I am very fortunate to get to train at Strong Style Mixed Martial Arts and Training Center here in sunny Cleveland Ohio. This means many things, including that I very often wind up rolling with MMA fighters both professional and amateur. Over the past few years, I’ve learned to appreciate what getting to roll with these stellar combat athletes means, and have learned a lot from rolling with them. Here are 5 things I’ve learned from rolling with MMA fighters.
- Being in guard sucks. I’m not saying I won’t still pull guard, or that I can’t finish from guard, but being in guard against a fighter who has even a basic understanding of grappling means that they are happy to pin me in position. In a fight this would be a great place for them to start dropping strikes on me. BJJ guys don’t view being inside of someone’s guard as being a viable offensive position, MMA guys are all too happy to be there and that happiness translates to my sadness.
- There’s strong, and then there’s professional athlete strong… I’ve always thought of myself as being pretty strong. Push comes to shove I can overpower a LOT of people including many who are bigger than I am. However, if someone is putting the time in to fight in an MMA cage, their pound for pound physical strength is likely to make me feel like a child. Again, like the guard anecdote, this doesn’t necessarily translate to failure. I can use misdirection and technique to prevail over even a tough MMA fighter, BUT their physical strength is eye opening. I am not strong at all compared to these people. It’s humbling.
- Your rank won’t save you. I’ve rolled well with many brown and black belts, and have had my butt easily kicked by MMA fighters with wrestling backgrounds.
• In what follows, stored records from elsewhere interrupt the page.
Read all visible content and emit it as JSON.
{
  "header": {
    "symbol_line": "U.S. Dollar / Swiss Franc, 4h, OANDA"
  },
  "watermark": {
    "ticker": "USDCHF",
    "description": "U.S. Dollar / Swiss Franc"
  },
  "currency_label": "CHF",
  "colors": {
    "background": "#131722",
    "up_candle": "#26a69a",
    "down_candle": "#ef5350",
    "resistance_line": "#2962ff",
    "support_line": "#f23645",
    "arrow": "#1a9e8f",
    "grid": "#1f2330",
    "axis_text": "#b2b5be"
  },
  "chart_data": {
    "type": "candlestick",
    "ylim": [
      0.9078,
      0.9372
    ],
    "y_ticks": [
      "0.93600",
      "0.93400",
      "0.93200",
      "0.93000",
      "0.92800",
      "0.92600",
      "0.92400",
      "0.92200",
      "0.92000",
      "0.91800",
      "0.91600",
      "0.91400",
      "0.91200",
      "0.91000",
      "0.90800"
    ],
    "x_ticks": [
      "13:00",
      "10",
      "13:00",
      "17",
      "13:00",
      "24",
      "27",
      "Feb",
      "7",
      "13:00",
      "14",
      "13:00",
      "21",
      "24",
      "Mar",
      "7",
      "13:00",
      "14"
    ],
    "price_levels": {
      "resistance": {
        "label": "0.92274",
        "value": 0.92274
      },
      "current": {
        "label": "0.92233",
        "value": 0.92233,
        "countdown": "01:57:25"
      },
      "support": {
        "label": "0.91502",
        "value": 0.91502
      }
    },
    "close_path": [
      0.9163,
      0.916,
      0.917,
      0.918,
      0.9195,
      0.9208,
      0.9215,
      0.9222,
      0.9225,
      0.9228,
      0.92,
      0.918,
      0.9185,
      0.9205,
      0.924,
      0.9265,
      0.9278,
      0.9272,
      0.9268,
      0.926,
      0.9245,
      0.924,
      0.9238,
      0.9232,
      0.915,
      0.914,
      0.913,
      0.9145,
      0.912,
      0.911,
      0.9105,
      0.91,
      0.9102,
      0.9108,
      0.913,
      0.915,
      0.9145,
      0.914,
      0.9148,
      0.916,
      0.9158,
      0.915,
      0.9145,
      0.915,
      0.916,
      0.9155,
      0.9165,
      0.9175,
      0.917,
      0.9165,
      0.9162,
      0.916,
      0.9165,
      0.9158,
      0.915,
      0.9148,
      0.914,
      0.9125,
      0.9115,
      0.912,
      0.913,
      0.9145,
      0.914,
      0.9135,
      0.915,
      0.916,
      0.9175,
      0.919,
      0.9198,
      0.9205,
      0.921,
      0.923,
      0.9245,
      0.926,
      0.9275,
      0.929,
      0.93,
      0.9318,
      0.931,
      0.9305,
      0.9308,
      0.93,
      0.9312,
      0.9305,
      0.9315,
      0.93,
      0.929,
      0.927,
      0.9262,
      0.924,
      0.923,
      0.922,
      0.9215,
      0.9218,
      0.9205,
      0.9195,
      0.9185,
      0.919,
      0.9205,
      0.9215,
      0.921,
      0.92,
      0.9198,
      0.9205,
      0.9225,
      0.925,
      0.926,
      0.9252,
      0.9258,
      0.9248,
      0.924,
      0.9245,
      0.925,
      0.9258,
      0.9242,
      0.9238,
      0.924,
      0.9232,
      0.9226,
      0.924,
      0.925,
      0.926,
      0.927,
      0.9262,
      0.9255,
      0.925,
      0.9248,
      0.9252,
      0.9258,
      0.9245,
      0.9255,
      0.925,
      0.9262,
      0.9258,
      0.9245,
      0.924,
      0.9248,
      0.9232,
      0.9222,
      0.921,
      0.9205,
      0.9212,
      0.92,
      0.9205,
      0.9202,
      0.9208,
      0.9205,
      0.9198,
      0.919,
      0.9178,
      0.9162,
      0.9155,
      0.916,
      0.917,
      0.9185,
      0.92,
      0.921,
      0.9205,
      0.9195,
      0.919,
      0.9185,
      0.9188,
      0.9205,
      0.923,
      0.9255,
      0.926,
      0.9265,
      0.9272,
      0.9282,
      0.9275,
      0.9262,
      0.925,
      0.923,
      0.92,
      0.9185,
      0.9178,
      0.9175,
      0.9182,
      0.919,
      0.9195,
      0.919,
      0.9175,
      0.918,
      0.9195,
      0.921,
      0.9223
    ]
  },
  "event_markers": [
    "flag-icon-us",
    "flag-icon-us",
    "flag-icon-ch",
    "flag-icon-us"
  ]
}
A belt is nice, it’s a symbol of personal accomplishment and growth, but it’s not going to save you when you’re rolling with a fighter.
- The level of grappling possessed by MMA fighters is low in some ways and high in other ways. I haven’t seen many MMA fighters who have truly slick guards. They exist, I am sure of it, but why would you spend your time developing a skill set that requires you to be on your back when your goal should be to get on top? I’ve also seen that many MMA fighters’ leg lock offense isn’t at as high of a level as other areas of their games. This is not to say that there aren’t MMA fighters who go for leg locks (or for that matter who do them quite well) but the reality is that like other points on this list, if an MMA fighter is on their back, they are at a disadvantage, so the propensity throughout the sport is to avoid being on one’s back.
- Jiu-jitsu isn’t the only grappling martial art, it’s not the only submission grappling martial art, and it’s not the “best” grappling martial art. Training at an MMA gym, I’ve rolled with jiujiteiros, judokas, wrestlers, catch wrestlers, shoot fighters, sambists, a Luta Livre black belt and grapplers trained in a martial art called Shin Gi Tai Jujitsu which is based in the middle of Ohio. BJJ is a really effective martial art, but a good grappler is a good grappler is a good grappler…
If you train at an MMA gym, what have you learned from rolling with MMA fighters?